The uproar over alleged and potentially unlawful activities by the National Security Agency raises troubling questions about the proper relationship between corporations and government agencies. When government agencies ask for help, they place firms in awkward positions. Google, AT&T, BellSouth, and Verizon are just the most recent examples.

Consider Google. In March, it was roundly criticized for refusing to help the Justice Department with a child pornography investigation while it was negotiating a lucrative contract with China that permitted censorship of its services in the country.

Now consider Verizon. In 2003, a federal court, using the Digital Millennium Copyright Act, ordered a reluctant Verizon to reveal the identity of a suspected music pirate, substantially eroding customer privacy. Now, three years later, Verizon is said to have cooperated – along with AT&T and BellSouth – with the NSA in collecting data on the calling patterns of millions of Americans, USA Today reported.

Cooperating with a government agency has another risk: criticism from the press. In recent days, Comcast, T-Mobile, and others have issued sanctimonious statements disavowing any cooperation with the NSA. Yet it is far from clear that the NSA activities were illegal. The USA Today article repeatedly refers to the Foreign Intelligence Surveillance Act as a basis for government surveillance activities, but not once to the Communications Assistance for Law Enforcement Act, perhaps the most commonly used basis for government surveillance activities of telecommunications services.

Coincidentally, in the past 10 days, the Federal Communications Commission has both reaffirmed the application of Calea to telecommunications services over the Internet, and a federal court has questioned its application. Moreover, the president has enormous discretion with respect to wireline services under the Communications Act of 1934 in the event of a “threat of war,” a common phrase in recent years.

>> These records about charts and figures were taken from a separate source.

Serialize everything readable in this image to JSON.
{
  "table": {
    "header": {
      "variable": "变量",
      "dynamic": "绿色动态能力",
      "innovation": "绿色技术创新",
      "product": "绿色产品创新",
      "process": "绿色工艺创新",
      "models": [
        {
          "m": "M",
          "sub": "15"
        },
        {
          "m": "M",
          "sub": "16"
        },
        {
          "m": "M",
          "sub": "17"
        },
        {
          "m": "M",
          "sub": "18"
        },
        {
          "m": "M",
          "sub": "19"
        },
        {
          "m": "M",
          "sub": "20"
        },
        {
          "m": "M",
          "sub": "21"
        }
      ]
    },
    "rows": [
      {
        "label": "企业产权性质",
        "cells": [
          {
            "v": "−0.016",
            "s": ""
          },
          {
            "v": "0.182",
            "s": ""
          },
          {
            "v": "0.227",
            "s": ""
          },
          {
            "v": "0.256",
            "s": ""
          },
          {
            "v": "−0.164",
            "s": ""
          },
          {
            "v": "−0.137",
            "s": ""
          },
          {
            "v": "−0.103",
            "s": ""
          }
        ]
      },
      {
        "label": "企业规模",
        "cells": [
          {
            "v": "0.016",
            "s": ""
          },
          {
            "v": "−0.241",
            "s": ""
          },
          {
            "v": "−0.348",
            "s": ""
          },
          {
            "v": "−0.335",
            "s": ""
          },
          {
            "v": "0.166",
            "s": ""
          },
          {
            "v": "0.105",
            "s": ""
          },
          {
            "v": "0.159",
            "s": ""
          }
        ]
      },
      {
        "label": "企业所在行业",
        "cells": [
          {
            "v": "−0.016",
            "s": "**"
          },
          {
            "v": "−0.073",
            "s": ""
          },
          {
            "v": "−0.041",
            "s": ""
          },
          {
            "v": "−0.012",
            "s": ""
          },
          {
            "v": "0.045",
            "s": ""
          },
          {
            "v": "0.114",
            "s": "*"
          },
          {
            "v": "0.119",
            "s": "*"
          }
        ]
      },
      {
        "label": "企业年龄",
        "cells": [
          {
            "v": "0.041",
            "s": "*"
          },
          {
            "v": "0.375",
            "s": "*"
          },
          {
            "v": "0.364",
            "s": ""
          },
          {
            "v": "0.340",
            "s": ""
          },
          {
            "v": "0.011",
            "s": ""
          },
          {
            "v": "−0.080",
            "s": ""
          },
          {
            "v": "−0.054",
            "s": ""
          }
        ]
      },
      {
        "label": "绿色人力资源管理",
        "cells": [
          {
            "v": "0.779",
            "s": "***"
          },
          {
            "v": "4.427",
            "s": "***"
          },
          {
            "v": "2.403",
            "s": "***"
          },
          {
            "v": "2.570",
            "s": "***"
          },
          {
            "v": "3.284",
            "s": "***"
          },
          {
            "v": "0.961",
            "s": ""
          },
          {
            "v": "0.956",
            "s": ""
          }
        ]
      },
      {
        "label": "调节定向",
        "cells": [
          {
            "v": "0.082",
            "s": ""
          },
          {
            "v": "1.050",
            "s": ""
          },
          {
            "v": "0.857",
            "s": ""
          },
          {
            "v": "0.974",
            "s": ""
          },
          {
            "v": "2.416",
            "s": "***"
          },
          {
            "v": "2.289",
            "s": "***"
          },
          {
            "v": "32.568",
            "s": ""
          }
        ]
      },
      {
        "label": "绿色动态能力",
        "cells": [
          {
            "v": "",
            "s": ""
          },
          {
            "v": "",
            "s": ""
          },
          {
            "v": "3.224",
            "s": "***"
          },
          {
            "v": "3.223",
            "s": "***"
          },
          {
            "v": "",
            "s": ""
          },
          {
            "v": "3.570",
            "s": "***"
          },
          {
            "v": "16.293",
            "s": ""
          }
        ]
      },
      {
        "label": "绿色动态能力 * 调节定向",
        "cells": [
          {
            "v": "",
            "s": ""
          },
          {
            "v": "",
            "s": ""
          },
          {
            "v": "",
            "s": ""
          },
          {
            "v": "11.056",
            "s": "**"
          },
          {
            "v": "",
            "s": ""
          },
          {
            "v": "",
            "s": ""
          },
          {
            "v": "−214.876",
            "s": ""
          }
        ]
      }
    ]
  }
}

The USA Today article erroneously suggests AT&T, Verizon, BellSouth, and Qwest collectively handle all telephone traffic in America. There are more than 1,000 other local exchange companies, dozens of wireless companies, several Internet backbone providers, and many more voice-over-Internet-protocol phone services. Sprint, Alltel, Level 3, Skype and others are large service providers. If the NSA were intent on monitoring all phone traffic patterns nationwide, the cooperation of far more than four companies would be necessary.

Today Qwest is hailed for having refused to cooperate with the NSA. In contrast, AT&T, BellSouth, and Verizon are being ridiculed. Two of those companies – AT&T and BellSouth – are preparing to merge. For the past several months, it seemed obvious that nothing short of a cataclysmic event would derail this merger. The Department of Justice and FCC were unlikely on their own to find such an event, but the USA Today article may yet provide the script to slow the merger, if not stop it completely.

Our government, not private businesses, has the responsibility to protect civil liberties and defend our country against enemies, both domestic and foreign. The pursuit of one responsibility should not eclipse the other. If legal mistakes have been made by our government, it should shoulder that responsibility directly rather than leave cooperating private corporations to suffer reputational and financial loss.

While they may ultimately be exonerated, AT&T, BellSouth, and Verizon have already been convicted in the court of public opinion for merely cooperating with the NSA. Businesses have two choices: cooperate and potentially earn the wrath of Congress and the public, or refuse to cooperate and risk earning the wrath of the administration. This is a chilling situation for any corporation – and it’s no way to fight a war on terrorism.